Tech companies and advocacy groups are urging the Supreme Court to take up a legal battle over whether or not firms can copyright part of their programming commands.
The case comes down to whether or not Oracle has the ability to assert a copyright claim on commands that allow programs to communicate with each other, known as an application programming interface (API). APIs are integral to computer companies.
In a friend-of-the-court brief on Friday, the Computer and Communications Industry Association — a major trade group that includes Google, Microsoft and Facebook — told the high court that granting copyrights for software applications would create “broad monopol[ies]” that “would have serious implications for consumer welfare,” since the company controlling the copyright could determine which other firms’ products were allowed to operate with it.
“In short, in the computer industry, overly broad intellectual property protection directly restricts competition and innovation,” the trade group argued.
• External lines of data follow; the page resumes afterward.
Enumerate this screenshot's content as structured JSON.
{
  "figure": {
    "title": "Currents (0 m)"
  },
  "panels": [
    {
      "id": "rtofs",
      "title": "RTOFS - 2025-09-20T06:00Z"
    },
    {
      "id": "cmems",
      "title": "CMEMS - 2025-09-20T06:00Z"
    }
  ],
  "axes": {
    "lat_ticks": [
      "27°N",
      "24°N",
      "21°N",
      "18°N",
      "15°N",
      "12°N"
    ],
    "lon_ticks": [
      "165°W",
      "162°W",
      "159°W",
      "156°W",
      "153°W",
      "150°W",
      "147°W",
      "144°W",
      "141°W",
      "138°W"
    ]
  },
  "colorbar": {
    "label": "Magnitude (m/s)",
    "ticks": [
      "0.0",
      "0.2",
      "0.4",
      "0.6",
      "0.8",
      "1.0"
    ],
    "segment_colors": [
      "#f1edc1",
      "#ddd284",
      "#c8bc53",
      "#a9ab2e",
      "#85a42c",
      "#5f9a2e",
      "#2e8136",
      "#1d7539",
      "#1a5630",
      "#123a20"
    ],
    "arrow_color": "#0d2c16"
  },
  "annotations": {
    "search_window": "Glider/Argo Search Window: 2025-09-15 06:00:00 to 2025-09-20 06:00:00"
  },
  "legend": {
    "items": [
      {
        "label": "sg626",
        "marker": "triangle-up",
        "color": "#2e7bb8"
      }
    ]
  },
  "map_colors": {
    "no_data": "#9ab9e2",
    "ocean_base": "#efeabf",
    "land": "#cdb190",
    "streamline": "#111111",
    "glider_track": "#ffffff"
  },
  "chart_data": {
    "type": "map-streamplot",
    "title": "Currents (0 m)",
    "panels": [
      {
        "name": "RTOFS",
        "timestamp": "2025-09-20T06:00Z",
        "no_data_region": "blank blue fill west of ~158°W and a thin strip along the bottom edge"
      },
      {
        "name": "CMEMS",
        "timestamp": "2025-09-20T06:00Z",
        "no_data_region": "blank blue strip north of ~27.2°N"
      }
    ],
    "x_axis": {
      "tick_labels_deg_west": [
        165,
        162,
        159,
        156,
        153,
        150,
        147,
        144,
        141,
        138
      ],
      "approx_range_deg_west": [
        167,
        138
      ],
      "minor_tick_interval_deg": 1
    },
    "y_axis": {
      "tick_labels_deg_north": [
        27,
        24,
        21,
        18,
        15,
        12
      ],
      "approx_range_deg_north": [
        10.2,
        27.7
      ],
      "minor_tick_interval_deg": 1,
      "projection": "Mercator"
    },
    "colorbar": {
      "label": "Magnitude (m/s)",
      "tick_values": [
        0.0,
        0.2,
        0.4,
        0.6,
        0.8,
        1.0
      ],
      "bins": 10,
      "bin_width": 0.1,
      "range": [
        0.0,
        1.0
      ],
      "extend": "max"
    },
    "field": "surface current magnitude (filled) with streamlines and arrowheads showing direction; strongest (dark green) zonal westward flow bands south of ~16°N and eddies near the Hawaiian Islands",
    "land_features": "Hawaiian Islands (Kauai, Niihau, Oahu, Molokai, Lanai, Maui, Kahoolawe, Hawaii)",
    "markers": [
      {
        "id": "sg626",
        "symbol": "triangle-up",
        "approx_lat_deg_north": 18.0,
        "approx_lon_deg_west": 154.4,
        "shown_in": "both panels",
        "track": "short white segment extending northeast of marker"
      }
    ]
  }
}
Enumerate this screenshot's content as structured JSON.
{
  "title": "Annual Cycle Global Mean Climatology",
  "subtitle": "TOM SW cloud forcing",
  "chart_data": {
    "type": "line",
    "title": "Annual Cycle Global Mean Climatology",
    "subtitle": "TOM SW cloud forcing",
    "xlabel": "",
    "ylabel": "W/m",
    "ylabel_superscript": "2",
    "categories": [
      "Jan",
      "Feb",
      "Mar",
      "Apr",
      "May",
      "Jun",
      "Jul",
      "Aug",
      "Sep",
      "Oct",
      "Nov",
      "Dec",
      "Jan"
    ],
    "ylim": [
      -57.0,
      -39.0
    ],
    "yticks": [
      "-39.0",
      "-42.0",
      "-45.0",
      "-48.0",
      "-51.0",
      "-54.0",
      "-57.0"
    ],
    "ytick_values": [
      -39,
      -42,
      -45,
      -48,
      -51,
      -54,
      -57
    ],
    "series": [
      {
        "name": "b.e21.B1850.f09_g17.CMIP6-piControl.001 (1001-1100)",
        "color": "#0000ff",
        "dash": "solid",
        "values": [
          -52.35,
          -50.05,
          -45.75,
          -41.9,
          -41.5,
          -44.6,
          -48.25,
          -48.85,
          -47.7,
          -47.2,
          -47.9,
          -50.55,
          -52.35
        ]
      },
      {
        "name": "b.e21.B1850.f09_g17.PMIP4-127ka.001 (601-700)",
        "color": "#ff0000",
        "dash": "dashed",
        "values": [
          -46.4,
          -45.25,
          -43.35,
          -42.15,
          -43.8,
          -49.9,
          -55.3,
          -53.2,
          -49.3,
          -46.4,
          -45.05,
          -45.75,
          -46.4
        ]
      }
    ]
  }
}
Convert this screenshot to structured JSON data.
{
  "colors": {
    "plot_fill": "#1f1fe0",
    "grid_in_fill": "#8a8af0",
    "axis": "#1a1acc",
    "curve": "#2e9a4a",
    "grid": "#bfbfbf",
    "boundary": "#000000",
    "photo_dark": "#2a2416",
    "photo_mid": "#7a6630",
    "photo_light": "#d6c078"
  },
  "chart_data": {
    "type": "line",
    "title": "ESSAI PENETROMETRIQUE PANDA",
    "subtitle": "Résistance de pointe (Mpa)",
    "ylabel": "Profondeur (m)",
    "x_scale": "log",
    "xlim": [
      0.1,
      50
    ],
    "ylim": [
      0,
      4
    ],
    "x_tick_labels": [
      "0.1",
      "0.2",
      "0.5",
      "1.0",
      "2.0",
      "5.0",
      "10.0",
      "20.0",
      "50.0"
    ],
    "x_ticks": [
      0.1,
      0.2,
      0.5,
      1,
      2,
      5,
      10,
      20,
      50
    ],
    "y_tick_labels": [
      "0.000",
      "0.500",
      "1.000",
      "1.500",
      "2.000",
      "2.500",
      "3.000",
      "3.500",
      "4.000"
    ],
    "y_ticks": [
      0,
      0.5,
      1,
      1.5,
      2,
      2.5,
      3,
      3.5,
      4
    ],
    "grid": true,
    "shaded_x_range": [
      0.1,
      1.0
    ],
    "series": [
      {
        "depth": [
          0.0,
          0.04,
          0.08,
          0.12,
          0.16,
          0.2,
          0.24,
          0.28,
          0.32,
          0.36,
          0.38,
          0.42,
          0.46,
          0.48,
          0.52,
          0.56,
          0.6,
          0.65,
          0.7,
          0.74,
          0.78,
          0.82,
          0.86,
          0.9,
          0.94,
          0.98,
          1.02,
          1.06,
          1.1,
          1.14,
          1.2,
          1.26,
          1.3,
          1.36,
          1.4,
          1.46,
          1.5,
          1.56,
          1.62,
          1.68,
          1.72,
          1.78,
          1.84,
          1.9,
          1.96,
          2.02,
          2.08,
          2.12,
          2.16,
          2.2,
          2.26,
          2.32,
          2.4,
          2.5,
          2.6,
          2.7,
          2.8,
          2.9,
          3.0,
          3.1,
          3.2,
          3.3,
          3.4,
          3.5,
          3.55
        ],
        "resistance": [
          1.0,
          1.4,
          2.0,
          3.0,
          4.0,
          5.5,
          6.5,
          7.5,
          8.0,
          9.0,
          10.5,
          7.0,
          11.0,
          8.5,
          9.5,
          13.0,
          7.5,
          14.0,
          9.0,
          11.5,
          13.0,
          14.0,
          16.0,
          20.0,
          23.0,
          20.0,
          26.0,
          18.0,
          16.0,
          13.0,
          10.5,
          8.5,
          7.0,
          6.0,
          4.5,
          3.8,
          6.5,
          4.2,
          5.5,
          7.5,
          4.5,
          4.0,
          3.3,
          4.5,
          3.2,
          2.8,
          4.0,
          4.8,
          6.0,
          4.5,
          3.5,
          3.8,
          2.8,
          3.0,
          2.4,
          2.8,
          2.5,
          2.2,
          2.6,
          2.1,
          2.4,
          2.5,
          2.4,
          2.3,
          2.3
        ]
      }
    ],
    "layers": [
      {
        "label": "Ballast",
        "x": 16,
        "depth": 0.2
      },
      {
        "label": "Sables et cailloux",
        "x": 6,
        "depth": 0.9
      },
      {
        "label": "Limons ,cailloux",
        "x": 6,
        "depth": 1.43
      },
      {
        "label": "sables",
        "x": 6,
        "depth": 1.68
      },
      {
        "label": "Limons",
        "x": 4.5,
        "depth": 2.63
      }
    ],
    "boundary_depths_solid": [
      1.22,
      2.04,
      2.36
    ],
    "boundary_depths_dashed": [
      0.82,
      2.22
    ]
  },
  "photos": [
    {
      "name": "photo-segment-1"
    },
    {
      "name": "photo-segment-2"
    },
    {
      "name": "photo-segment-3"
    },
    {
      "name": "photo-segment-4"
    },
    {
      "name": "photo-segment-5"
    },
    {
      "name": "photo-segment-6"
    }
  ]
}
The Electronic Frontier Foundation (EFF) filed a similar brief in support of Google on behalf of 77 prominent computer scientists.
The appeals court decision “upended decades of industry practice and threatens the basic principles upon which our technology sector was built,” argued the EFF.
Consumer interest group Public Knowledge, meanwhile, likened a company’s API to the head of a screw, which anyone should be able to make a screwdriver to fit.
“Just as screws and screwdrivers require a common socket in order to work, software requires a common language — an application programming interface,” the group argued.
The case, Google v. Oracle, is pending at the Supreme Court. A decision on whether or not the court will take it up is due in coming months.